Abstract 607P
Background
Monitoring of plasma mitotane levels is recommended, but its early prognostic value is unknown and its positive predictive value is low. The objective of this prospective study of the French ENDOCAN-COMETE network was to investigate the prognostic role of: 1/ early total plasma mitotane level (TM) during the first 3 months after initiation (initiation period) and 2/ plasma mitotane levels free (FM) or bound lipoprotein fractions (BM) (MITOLIPO period) during 6 consecutive months.
Methods
Lipoprotein fractions were isolated by ultracentrifugation and mitotane level was determined by HPLC-UV. During the MITOLIPO period, TM, FM and BM were performed every 2 months for 6 months; with a clinical and morphological assessment. The primary endpoint was overall survival from initiation of mitotane and the secondary endpoints were disease control rate at 6 and 12 months according to RECIST 1.1. The relationship between total plasma mitotane and survival was modelled according to different mathematical model.
Results
21 patients with metastatic adrenocortical carcinoma and at least 2 measurements of Mitotane level during the MITOLIPO period were included and followed up for a median of 23 months; a median of 4 (2-8) TM and 3 (2-4) FM and BM measurements, were measured per patient. 12% (±7%) of Mitotane remains free, with little variation over time or from one patient to another. In univariate analysis, the first TM measured at one month (p: 0.047, HR: 0.95, CI95%: 0.86-1), the mean TM (p: 0.082, HR: 0.94, IC95%: 0.88-1.02), the area under the curve (p: 0.089, HR: 0.9, IC95%: 0.99-1) and the mitotane speed of rise on the first 2 samples (p: 0.082, HR: 0.9, IC95%: 0.8-1.2) were correlated to overall survival (23 months). The quadratic model described the best relationship between the first TM and survival, identifying a minimum "effective" threshold of 10-15mg/L with no individualized maximum value.

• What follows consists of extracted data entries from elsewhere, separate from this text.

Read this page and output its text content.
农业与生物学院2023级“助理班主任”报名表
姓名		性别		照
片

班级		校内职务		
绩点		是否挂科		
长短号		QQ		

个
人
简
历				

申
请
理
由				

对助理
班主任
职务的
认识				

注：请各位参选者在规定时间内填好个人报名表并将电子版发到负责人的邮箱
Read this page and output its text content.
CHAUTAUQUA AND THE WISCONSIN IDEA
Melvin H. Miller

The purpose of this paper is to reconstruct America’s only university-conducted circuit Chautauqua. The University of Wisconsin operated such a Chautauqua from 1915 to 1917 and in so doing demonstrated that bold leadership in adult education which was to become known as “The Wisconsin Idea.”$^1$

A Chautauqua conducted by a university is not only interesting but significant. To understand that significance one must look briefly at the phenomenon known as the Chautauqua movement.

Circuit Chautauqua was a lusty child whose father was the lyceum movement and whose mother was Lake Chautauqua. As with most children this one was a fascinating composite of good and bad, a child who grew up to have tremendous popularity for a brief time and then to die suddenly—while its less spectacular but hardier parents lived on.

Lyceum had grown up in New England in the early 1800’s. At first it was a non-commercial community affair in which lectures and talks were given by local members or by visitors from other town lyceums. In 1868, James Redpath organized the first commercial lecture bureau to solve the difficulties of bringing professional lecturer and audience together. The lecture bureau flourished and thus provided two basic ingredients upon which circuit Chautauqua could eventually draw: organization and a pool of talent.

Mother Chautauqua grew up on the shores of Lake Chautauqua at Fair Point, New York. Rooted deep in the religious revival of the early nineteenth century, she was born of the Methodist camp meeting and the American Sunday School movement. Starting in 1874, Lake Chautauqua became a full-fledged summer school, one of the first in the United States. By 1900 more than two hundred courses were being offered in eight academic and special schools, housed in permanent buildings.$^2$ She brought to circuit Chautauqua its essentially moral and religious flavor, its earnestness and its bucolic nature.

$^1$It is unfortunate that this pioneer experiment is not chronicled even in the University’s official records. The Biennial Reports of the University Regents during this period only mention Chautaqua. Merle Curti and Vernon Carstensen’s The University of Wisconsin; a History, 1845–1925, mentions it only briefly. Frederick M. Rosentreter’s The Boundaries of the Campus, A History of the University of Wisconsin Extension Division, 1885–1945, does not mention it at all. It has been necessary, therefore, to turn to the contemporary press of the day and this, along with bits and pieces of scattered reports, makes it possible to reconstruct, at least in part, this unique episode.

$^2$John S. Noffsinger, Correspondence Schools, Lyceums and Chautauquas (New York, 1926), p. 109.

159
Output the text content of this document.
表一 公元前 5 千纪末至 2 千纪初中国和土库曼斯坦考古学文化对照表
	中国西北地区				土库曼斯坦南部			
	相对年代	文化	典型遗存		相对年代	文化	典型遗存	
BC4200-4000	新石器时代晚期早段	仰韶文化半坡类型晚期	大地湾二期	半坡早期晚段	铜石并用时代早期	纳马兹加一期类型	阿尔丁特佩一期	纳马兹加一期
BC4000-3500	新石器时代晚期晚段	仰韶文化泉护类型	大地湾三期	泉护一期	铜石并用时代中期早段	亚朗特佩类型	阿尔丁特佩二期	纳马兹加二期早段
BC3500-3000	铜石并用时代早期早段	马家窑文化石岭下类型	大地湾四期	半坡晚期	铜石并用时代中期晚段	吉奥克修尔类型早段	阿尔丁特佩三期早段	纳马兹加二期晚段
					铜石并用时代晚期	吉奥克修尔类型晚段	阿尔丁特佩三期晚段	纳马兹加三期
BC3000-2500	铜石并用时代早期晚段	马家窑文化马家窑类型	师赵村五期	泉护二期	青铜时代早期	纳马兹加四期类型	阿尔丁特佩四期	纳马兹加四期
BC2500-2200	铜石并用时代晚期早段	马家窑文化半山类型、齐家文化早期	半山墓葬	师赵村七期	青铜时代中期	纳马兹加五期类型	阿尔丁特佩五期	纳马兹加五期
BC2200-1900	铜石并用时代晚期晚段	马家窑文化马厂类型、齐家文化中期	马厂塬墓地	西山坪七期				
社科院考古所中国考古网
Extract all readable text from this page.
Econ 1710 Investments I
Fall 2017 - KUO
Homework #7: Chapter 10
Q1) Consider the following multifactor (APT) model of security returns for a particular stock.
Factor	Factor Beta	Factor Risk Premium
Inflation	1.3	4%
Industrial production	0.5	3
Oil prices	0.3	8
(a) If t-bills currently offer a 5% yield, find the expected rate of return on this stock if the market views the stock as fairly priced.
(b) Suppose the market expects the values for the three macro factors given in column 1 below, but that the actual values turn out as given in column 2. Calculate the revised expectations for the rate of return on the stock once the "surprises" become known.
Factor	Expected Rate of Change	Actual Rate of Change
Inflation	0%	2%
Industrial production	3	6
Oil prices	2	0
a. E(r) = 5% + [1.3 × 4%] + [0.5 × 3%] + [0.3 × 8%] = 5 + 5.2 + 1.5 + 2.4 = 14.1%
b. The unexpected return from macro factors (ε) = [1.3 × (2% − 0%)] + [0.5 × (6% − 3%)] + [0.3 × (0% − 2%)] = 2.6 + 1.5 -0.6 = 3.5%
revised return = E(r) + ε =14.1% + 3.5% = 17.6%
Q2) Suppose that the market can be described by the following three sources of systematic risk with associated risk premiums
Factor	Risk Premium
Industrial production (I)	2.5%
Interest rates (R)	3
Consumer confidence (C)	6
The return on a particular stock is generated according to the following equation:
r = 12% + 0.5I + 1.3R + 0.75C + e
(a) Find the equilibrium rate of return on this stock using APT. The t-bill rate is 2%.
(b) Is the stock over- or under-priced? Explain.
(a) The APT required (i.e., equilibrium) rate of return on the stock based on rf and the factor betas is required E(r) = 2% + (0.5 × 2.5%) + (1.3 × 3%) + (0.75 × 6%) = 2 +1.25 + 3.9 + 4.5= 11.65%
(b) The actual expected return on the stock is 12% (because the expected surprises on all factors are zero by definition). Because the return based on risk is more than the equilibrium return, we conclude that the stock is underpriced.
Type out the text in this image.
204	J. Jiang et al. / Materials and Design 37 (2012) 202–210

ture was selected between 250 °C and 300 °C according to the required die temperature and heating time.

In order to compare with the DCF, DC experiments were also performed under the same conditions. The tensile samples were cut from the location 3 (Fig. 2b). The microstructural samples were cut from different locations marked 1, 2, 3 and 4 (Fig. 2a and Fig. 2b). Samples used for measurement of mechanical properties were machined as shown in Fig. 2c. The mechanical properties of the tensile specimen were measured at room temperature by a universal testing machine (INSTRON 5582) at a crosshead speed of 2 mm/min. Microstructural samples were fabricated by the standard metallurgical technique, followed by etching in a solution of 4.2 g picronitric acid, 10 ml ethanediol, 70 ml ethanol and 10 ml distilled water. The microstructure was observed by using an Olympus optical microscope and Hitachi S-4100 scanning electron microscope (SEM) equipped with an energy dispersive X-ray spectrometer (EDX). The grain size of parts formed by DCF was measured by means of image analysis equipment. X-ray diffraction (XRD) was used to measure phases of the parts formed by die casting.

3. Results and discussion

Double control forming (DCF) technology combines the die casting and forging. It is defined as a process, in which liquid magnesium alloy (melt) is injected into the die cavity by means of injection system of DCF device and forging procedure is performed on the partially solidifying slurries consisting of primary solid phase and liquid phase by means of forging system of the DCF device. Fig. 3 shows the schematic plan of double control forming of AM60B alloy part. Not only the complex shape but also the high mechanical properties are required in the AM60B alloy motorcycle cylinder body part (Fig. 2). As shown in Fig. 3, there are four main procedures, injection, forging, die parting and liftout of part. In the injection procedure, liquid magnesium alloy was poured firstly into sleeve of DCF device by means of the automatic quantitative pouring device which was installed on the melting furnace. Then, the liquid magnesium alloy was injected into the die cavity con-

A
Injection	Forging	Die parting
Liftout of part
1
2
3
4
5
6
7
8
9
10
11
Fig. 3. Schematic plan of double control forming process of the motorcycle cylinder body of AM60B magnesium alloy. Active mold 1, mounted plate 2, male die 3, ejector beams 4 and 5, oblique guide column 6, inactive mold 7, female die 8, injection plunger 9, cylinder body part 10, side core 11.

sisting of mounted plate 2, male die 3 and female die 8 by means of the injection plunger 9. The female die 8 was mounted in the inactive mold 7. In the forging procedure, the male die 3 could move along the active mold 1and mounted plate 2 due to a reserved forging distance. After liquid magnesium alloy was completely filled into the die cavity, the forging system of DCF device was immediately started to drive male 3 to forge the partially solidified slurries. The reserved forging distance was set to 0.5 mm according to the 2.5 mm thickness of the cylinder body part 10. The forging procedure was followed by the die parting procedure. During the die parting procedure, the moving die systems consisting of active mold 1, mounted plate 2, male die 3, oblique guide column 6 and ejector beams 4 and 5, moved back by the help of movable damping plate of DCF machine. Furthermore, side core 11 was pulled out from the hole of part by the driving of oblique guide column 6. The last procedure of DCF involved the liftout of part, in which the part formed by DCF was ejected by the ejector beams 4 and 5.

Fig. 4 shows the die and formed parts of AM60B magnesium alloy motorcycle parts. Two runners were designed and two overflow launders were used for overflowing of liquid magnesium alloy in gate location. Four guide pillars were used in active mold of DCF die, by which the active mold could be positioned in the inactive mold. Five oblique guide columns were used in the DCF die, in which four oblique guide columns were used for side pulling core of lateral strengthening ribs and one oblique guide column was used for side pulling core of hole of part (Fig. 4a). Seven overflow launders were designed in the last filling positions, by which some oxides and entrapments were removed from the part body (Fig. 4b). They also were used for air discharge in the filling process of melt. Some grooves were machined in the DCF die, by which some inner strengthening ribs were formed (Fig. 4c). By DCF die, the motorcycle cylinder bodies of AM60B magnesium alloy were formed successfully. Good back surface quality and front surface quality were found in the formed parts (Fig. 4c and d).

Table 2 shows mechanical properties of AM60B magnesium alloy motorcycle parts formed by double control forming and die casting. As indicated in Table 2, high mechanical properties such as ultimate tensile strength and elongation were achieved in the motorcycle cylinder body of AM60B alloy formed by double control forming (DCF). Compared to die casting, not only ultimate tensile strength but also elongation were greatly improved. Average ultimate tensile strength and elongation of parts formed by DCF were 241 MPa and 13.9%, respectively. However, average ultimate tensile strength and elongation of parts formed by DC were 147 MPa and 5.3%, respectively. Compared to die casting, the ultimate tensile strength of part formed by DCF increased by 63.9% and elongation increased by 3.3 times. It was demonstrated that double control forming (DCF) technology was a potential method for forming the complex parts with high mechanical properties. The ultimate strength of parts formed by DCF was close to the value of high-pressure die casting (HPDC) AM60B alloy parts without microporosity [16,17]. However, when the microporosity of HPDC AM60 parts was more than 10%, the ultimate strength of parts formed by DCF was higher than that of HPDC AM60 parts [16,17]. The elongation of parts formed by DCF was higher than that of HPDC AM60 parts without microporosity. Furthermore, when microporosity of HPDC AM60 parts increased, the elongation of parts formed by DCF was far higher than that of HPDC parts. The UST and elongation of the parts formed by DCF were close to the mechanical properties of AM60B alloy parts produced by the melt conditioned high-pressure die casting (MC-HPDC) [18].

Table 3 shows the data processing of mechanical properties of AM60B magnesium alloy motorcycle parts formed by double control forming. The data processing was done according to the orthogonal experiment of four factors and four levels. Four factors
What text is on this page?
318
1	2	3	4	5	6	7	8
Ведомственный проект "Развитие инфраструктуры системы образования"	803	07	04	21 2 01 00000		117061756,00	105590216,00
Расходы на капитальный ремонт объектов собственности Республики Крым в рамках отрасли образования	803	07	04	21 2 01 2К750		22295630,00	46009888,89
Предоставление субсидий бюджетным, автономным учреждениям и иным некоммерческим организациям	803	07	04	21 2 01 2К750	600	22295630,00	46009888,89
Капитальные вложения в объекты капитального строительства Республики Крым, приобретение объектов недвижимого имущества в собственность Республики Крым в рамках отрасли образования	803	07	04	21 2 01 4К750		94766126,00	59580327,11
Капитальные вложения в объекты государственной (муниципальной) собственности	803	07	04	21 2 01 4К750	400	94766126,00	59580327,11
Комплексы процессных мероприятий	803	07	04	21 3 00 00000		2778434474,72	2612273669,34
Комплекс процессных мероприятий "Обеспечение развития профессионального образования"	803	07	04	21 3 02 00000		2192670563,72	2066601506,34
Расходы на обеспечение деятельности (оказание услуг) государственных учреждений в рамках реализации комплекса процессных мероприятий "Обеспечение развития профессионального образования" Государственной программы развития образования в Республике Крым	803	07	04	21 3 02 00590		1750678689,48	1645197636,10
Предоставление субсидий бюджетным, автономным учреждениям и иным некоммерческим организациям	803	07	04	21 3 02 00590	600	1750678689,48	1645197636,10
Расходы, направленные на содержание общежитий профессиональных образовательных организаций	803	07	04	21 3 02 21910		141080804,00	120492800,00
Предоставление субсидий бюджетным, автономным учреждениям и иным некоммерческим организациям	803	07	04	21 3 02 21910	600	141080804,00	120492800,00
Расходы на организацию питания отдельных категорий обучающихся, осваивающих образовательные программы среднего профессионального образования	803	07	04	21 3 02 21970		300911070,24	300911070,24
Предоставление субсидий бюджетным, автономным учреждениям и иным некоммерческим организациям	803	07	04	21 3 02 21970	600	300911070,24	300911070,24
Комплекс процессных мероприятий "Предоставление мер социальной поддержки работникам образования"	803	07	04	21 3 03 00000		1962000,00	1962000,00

FM was not significantly correlated to overall survival.
Conclusions
This prospective study demonstrates the early prognostic value of TM level measured within the first 3 months of follow-up. No prognostic value of FM was found.
Clinical trial identification
Editorial acknowledgement
Legal entity responsible for the study
Eric Baudin.
Funding
Has not received any funding.
Disclosure
All authors have declared no conflicts of interest.